Gearbox reliability is a crucial issue for the wind energy industry. The gearbox and its supporting components (i.e. shafts, generator, brakes, and lubrication system) account for roughly 30 percent of the turbine’s capital cost, excluding foundations and site infrastructure, and the gearbox is the most expensive component to repair or replace. Recurrent gearbox failures have plagued the industry since the technology’s inception, and they continue to prevent turbines from achieving their intended 20-25 year lifespan. Although gearboxes have evolved over the past two decades, failures persist. “The end users and owner-operators say we’re only getting five years, or in some cases three years out of these gearboxes,” says Sandy Butterfield, principal engineer at the National Renewable Energy Laboratory (NREL) and project lead for the U.S. Department of Energy (DOE) Wind Turbine Gearbox Reliability Collaborative (GRC).
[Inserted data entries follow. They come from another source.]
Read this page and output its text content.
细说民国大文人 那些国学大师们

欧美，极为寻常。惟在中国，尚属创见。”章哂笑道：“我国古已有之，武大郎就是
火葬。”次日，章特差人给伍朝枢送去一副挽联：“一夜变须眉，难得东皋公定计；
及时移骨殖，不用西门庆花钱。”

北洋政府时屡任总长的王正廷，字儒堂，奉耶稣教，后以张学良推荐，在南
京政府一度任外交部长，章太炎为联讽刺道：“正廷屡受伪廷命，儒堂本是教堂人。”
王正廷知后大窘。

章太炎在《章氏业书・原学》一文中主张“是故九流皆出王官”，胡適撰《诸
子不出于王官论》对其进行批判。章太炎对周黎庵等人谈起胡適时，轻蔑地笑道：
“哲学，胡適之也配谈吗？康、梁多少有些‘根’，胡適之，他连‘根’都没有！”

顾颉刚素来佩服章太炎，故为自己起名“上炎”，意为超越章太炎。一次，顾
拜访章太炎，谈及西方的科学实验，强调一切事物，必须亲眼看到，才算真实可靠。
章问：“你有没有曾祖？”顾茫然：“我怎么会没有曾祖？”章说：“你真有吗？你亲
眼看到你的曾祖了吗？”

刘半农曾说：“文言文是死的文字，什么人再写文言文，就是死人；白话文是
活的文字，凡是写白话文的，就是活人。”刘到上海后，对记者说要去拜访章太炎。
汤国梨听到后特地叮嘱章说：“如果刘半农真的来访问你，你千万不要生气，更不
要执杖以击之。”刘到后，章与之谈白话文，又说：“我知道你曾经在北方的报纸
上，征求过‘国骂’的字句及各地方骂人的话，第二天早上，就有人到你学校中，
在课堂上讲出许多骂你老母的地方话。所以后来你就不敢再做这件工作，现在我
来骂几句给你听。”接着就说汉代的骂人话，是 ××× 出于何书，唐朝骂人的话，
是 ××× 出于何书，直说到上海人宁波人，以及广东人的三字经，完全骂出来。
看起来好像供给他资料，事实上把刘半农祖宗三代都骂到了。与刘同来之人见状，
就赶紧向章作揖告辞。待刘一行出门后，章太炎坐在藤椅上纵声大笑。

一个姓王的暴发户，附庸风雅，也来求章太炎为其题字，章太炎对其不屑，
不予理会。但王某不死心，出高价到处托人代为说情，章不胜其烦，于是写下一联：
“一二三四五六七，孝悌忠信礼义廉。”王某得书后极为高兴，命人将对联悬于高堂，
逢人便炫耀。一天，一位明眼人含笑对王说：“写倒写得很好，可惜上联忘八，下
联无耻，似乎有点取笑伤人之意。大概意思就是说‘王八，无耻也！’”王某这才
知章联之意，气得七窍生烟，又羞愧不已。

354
The GRC is a multi-year effort by the DOE Wind Program that brings together leading wind turbine manufacturers, wind plant operators, gearbox suppliers, and consultants from around the world. Its goal is to validate the typical design process—from the wind turbine system loads to bearing rating—through a comprehensive dynamometer and field-test program. To achieve this the GRC will conduct field and dynamometer tests, and analysis on two identical 750-kW gearboxes that have been modified to reflect current 1.5-MW turbine configurations. The gearboxes will be heavily instrumented to measure all pertinent bearing and gear reactions. One gearbox will be tested in a wind turbine in a nearby wind plant, and the other on NREL’s 2.5-MW dynamometer at the National Wind Technology Center.
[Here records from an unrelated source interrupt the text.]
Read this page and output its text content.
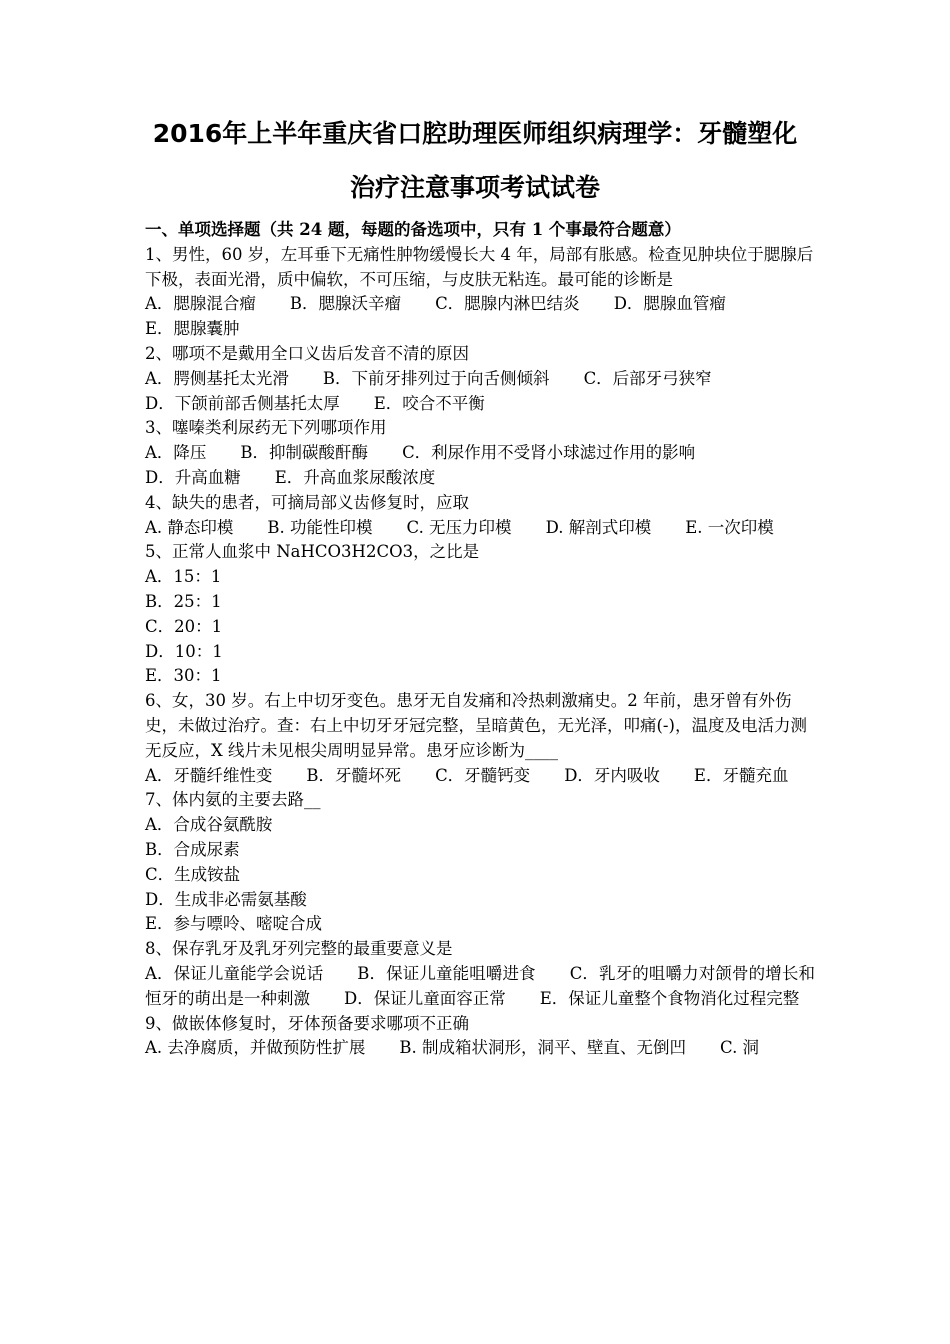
2016年上半年重庆省口腔助理医师组织病理学：牙髓塑化
治疗注意事项考试试卷

一、单项选择题（共 24 题，每题的备选项中，只有 1 个事最符合题意）

1、男性，60 岁，左耳垂下无痛性肿物缓慢长大 4 年，局部有胀感。检查见肿块位于腮腺后下极，表面光滑，质中偏软，不可压缩，与皮肤无粘连。最可能的诊断是

A．腮腺混合瘤 B．腮腺沃辛瘤 C．腮腺内淋巴结炎 D．腮腺血管瘤
E．腮腺囊肿

2、哪项不是戴用全口义齿后发音不清的原因

A．腭侧基托太光滑 B．下前牙排列过于向舌侧倾斜 C．后部牙弓狭窄
D．下颌前部舌侧基托太厚 E．咬合不平衡

3、噻嗪类利尿药无下列哪项作用

A．降压 B．抑制碳酸酐酶 C．利尿作用不受肾小球滤过作用的影响
D．升高血糖 E．升高血浆尿酸浓度

4、缺失的患者，可摘局部义齿修复时，应取

A. 静态印模 B. 功能性印模 C. 无压力印模 D. 解剖式印模 E. 一次印模

5、正常人血浆中 NaHCO3H2CO3，之比是

A．15：1
B．25：1
C．20：1
D．10：1
E．30：1

6、女，30 岁。右上中切牙变色。患牙无自发痛和冷热刺激痛史。2 年前，患牙曾有外伤史，未做过治疗。查：右上中切牙牙冠完整，呈暗黄色，无光泽，叩痛(-)，温度及电活力测无反应，X 线片未见根尖周明显异常。患牙应诊断为____

A．牙髓纤维性变 B．牙髓坏死 C．牙髓钙变 D．牙内吸收 E．牙髓充血

7、体内氨的主要去路__

A．合成谷氨酰胺
B．合成尿素
C．生成铵盐
D．生成非必需氨基酸
E．参与嘌呤、嘧啶合成

8、保存乳牙及乳牙列完整的最重要意义是

A．保证儿童能学会说话 B．保证儿童能咀嚼进食 C．乳牙的咀嚼力对颌骨的增长和恒牙的萌出是一种刺激 D．保证儿童面容正常 E．保证儿童整个食物消化过程完整

9、做嵌体修复时，牙体预备要求哪项不正确

A. 去净腐质，并做预防性扩展 B. 制成箱状洞形，洞平、壁直、无倒凹 C. 洞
The field tests, planned to begin this summer, will show the real bearing reactions under start up and shut down transients, high wind operation, control induced torque transients, and high nacelle accelerations. The dynamometer tests will try to reproduce loads measured in the field on the dynamometer and compare internal gear and bearing reactions to those measured in the field. Most commercial dynamometers can only apply steady torque loads instead of the high transient loads and non-torque loads that wind turbines actually experience. NREL’s dynamometer is capable of applying both torque transient loads and non-torque loads. Other aspects to be investigated include:

• Forced lubrication—New wind turbine designs channel lubrication directly to the bearing races where low revolutions per minute at high torque cause a lot of heat and pressure. GRC gearbox modifications will include forced bearing lubrication, including the planet bearings, which are difficult to reach

• Oil cleanliness—New turbines have more aggressive filtration systems. The GRC lubrication system will have 10-micron filtration in the main lubrication loop, 3-micron filtration in a low-flow kidney loop, and condition monitoring equipment to measure and record particle counts in the lubrication system during operation.

• Condition monitoring—The GRC turbines will incorporate condition monitoring systems that implement stress wave, vibration, and lubricant monitoring techniques to detect problems that could lead to system failure.

• Micropitting—Prevalent in wind turbine gearboxes, micropitting occurs on gear teeth and bearings and can cause bearing failure.

• Load distribution—Uneven distribution of loads can damage gear and bearing components.

The GRC will also be conducting an analysis round robin to validate gearbox design tools. In the past wind turbine manufacturers used simple gearbox models to predict the lifetime performance of new designs, but design tools have become much more sophisticated, including finite element models of the gearbox housing, shafts, gears, and bearings. This level of sophistication has been used in the automotive industry with great success, but has never been validated for wind turbine application. The GRC offers researchers a unique opportunity to validate these new design tools and processes using previously unavailable test data. The final result will be a new design guideline developed with the participation of all members of the collaborative.

As work progresses, researchers plan to develop a GRC Failure Database containing information provided by gearbox rebuilding shops that have been trained to inspect and disassemble wind turbine gearboxes to preserve crucial failure data. The purpose is to provide members of the wind industry with information to help prevent failures and avoid costly repairs in current and future wind plants.

Gearbox reliability is crucial, and the efforts of the GRC are specifically targeted at understanding and mitigating this issue to improve reliability, reduce costs, and encourage increased deployment of wind energy to produce clean electricity.